So I buy it.
And I start reading it. And it resonates with me. And I fall in love with it. And I hate it for all it says. And I think about all it doesn't say. And I cry internally for the way it makes me feel. And I feel guilty for thoughts I've had. And I'm only on page 57 of a 200 page book.
There are many one-liners that have swept me up, but this paragraph made me stop.
"The books we read were lies; the newspapers were trash; the voices of politicians were twisted; we could trust no one; we were trapped in a chamber of echoing distortions. Injustice made us cry. Stupid people believed in a Messiah. The world seemed increasingly more corrupt, violent, deranged and perverted. Druglords ran the government. Soft and weak people ate microwave dinners and sat lumpy bodies into couch cushions to watch insidious TV shows. Outside in the night in the ghettos of East St. Louis and Los Angeles and Chicago kids walked with guns and knives and throttled each other to stay alive. Occasionally an inner-city school got a good teacher. Occasionally a teacher was killed."
Images of The Wire, Shattered Glass, any political election I can consciously remember, the Million Little Pieces controversy, books I read as a child, school-shootings, LIFE photographs, favorite song lyrics...flooded my mind.
I think that piece of prose is a very spot on telling of the modern mind. But I can't help but find the beauty in something that seems so American.

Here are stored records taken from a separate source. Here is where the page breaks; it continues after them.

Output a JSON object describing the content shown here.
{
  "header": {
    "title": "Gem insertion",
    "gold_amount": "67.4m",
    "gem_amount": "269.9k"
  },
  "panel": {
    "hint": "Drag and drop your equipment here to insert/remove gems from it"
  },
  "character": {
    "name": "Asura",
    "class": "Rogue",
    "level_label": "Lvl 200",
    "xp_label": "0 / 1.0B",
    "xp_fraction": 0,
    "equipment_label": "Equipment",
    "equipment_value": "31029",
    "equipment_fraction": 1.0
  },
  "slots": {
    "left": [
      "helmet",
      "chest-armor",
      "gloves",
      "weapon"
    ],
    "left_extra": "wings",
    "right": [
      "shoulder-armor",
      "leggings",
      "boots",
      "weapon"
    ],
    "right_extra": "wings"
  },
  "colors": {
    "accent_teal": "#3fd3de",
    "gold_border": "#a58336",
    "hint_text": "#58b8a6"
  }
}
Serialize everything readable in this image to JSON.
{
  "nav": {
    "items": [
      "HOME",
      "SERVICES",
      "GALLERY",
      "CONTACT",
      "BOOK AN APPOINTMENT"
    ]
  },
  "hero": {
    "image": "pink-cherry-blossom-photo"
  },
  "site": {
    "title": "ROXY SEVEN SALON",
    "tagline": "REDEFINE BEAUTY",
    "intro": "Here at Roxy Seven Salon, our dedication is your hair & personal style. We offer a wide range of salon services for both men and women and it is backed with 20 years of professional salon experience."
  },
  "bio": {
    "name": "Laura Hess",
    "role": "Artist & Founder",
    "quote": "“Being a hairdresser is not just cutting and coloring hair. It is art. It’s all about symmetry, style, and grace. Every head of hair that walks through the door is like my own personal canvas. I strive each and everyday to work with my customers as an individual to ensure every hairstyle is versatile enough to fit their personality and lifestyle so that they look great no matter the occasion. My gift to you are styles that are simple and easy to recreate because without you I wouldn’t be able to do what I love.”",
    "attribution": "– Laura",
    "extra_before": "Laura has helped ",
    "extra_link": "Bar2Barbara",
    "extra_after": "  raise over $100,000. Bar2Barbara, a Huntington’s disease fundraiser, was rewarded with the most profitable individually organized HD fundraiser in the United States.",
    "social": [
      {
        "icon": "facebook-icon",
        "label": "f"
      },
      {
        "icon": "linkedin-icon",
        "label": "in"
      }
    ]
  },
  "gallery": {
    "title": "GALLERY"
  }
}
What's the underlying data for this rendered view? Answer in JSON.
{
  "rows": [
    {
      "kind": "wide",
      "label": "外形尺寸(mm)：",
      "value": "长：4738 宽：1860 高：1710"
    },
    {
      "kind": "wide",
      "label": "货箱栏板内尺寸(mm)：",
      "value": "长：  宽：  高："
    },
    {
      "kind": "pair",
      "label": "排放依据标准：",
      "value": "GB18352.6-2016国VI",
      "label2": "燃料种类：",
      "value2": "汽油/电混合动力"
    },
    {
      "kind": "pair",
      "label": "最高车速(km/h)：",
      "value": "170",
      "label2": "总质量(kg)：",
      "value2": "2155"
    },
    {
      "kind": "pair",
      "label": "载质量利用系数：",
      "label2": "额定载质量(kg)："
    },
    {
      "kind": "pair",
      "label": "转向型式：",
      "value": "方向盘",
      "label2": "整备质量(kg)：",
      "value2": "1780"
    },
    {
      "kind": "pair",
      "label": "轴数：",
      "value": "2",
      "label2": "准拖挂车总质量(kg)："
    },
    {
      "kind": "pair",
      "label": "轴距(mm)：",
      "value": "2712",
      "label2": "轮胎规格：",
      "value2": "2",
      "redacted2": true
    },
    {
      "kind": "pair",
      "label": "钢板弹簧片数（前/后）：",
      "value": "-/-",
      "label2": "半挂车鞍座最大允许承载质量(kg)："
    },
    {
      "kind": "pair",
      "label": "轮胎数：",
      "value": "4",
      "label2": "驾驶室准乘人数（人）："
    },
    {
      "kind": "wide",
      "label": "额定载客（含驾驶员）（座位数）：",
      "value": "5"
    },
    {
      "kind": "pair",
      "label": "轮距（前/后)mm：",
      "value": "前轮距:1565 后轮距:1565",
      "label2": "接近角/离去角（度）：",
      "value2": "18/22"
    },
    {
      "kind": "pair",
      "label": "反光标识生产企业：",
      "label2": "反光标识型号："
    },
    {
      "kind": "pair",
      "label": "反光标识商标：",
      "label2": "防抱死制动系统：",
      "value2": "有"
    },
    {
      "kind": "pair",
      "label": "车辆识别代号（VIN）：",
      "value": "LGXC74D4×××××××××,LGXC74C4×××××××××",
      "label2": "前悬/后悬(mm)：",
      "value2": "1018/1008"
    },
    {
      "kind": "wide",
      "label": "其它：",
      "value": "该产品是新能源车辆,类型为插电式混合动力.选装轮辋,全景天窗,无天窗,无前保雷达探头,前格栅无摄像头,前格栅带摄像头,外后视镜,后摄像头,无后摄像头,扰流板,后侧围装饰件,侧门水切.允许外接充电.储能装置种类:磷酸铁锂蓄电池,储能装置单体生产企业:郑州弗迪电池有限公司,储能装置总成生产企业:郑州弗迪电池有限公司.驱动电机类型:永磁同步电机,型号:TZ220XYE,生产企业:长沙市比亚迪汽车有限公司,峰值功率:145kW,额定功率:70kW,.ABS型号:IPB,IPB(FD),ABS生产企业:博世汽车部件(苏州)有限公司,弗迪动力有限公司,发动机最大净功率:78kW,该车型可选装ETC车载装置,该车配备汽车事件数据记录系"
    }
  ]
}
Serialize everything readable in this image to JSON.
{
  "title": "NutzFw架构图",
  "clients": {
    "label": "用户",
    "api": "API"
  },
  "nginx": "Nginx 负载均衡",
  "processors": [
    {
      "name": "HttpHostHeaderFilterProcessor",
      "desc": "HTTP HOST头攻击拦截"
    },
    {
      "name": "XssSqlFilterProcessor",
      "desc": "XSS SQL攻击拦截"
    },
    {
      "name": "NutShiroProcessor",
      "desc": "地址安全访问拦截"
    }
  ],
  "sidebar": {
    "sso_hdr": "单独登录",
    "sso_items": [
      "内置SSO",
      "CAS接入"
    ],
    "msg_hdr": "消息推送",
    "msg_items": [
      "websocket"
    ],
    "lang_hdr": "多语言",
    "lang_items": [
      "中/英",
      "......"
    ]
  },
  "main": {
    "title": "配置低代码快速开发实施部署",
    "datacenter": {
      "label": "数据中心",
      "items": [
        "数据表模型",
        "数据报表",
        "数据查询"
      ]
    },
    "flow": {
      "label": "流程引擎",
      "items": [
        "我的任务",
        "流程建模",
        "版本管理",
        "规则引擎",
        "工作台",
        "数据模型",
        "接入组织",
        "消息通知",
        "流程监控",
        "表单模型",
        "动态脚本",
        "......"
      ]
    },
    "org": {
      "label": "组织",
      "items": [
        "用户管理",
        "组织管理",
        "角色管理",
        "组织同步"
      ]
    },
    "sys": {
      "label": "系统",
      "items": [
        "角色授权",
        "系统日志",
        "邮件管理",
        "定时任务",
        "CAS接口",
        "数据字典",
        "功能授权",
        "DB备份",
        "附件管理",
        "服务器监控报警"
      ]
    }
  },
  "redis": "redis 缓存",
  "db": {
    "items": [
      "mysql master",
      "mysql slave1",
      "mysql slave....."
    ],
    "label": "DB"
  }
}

While these experiences are not strictly owned by American culture, it seems that when they are all placed together in such a linear way that somehow it is an interpretation of modern American life -- there is such a paradox, a duality, a cohabitation of lives. It's not necessarily as pointed as Good vs. Evil in Blue Velvet, but is that same basic principle where 'if this exist then this other thing must also exist.'
-- Alright, back to REreading The Wire I go.